My suspicion is that pymol will not be able to help with this problem. Pymol is good for visualising proteins and building toy models, however, if you are looking for atomically accurate models for docking you would be better off using more sophisticated software. A good program to convert between molecular file formats is open babel (pdb to smiles) openbabel.org/wiki/Main_Page here is a link to their smiles page openbabel.org/docs/current/FileFormats/SMILES_format.html However with smiles, you will lose the 3D structure of your quadruplex which will be important, and most docking programs will struggle generating the 3D structures from smiles only. I would suggest looking for software which can build a quadruplex from scratch (or homology) with your intended sequence. you can try alcazar.science.uu.nl/dna/dna.php en.wikipedia.org/wiki/List_of_RNA_structure_prediction_software openwetware.org/wiki/Wikiomics:RNA_secondary_structure_prediction HADDOCK apparently has a DNA modelling function, but i have not used it. wenmr.science.uu.nl/ Thanks James

@@pymolross Hello again Dr. Ross. Thank you very much. I will learn all of the link you shared. Thank you Regards Fika

Hi Wenchao, thanks for the comment.
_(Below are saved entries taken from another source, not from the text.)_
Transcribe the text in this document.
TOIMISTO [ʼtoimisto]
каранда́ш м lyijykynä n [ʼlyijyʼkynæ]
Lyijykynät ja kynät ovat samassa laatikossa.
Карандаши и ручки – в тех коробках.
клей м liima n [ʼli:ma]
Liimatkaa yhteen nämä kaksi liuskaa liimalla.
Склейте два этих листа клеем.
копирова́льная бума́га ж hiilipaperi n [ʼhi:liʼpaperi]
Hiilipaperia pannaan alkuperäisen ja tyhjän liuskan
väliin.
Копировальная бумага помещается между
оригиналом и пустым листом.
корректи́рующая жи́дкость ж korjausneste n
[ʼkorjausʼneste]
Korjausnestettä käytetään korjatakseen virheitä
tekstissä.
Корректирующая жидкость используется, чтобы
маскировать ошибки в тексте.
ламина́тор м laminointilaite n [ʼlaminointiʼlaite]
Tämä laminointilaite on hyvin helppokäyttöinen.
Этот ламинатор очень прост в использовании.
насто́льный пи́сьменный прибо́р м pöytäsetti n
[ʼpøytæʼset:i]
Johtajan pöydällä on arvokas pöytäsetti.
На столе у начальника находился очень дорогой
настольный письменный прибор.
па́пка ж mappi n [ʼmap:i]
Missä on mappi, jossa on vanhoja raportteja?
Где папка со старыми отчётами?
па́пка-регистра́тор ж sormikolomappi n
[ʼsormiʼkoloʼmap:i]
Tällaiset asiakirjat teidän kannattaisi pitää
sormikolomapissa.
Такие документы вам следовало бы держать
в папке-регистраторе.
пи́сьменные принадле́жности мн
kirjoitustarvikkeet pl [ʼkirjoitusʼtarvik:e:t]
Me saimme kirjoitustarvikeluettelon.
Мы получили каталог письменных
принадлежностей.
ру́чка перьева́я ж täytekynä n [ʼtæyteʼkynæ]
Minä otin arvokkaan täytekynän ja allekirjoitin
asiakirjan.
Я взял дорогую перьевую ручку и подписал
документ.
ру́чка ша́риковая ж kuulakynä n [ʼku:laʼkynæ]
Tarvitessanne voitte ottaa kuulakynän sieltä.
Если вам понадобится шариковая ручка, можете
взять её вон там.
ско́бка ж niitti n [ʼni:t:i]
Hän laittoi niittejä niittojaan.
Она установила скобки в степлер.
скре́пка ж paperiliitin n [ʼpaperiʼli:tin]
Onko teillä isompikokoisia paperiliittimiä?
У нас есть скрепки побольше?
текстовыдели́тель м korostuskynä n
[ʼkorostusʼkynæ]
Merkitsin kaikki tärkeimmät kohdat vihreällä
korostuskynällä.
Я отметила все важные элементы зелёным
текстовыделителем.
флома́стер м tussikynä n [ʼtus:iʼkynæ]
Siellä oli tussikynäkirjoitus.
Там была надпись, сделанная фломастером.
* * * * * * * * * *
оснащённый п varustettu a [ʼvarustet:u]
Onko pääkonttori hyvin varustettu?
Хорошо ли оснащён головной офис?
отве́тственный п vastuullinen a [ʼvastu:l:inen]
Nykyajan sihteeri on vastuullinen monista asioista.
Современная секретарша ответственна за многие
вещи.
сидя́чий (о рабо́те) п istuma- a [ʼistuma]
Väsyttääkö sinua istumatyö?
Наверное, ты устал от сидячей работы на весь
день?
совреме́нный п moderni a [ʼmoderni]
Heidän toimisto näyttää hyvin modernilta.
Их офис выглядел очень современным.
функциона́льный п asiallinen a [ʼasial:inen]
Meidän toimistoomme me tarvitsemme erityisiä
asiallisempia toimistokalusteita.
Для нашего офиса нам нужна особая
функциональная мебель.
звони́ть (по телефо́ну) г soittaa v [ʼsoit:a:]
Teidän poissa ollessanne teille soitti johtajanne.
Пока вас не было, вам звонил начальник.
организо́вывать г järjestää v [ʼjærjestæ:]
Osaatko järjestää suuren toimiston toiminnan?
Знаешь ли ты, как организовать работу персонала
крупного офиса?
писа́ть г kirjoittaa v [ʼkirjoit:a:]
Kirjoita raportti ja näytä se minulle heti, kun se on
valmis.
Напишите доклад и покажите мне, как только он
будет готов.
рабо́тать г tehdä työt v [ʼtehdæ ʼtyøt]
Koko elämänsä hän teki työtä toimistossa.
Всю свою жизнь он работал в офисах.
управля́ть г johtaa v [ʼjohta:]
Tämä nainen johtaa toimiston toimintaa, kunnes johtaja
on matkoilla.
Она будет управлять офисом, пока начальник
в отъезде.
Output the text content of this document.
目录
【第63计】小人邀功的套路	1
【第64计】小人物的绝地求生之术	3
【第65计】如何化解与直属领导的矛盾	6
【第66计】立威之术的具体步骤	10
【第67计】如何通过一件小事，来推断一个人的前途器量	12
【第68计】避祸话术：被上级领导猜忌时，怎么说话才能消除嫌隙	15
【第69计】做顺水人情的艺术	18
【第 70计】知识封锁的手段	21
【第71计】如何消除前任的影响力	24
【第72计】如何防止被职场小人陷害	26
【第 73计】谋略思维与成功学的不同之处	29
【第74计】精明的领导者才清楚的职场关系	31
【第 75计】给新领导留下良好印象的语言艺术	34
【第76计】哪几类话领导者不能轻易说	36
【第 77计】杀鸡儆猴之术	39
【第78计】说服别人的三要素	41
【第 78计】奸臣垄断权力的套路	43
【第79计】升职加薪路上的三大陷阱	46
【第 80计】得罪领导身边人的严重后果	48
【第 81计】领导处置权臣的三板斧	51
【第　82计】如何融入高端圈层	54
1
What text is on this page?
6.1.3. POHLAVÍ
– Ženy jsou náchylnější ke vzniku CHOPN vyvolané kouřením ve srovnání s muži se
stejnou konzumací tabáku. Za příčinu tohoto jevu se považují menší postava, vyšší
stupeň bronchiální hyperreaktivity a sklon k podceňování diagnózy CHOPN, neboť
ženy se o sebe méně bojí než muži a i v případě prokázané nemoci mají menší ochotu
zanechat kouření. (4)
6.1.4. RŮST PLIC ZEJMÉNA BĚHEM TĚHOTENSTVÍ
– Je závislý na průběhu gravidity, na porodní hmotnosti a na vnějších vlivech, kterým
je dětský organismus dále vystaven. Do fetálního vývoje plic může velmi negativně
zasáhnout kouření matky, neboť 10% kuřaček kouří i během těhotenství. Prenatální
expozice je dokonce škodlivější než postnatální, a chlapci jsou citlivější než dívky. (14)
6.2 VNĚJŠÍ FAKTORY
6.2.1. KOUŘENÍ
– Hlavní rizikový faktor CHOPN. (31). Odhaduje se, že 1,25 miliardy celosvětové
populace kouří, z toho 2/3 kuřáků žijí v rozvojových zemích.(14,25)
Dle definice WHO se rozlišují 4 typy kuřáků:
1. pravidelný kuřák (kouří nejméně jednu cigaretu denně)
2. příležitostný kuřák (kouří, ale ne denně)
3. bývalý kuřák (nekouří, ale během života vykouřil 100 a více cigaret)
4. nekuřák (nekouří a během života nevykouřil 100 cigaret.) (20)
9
You can use the following commands, spectrum b, blue_white_red, minimum=20, maximum=50 as cartoon cartoon putty ramp_new colorbar, none, [50, 35, 20], [red, white, blue] I found them here pymolwiki.org/index.php/Advanced_Coloring

Hi Prachi, You can use the 'builder' button in the top right section of the GUI. Make sure you are on the 'chemical' tab of the builder window, Make sure you in editing mode at the bottom right of the GUI Click on the atom you wish to replace, and then click the atom type you want on the builder menu. If you wish to 'add' rather then 'replace' then you should first replace the first atom with itself, this will add hydrogens, you can then replace the hydrogens. To make phosphoserine . . . click on the side chain oxygen and select 'O' from the builder menu, this will add hydrogens click on the hydrogen, click on the 'P=O3' button on the GUI. remember you can rotate bonds by clicking on them if hold CTRL and right click, while in editing mode. For more complicated modifications, it might be worth finding a pdb with the correct structure and substituting it in.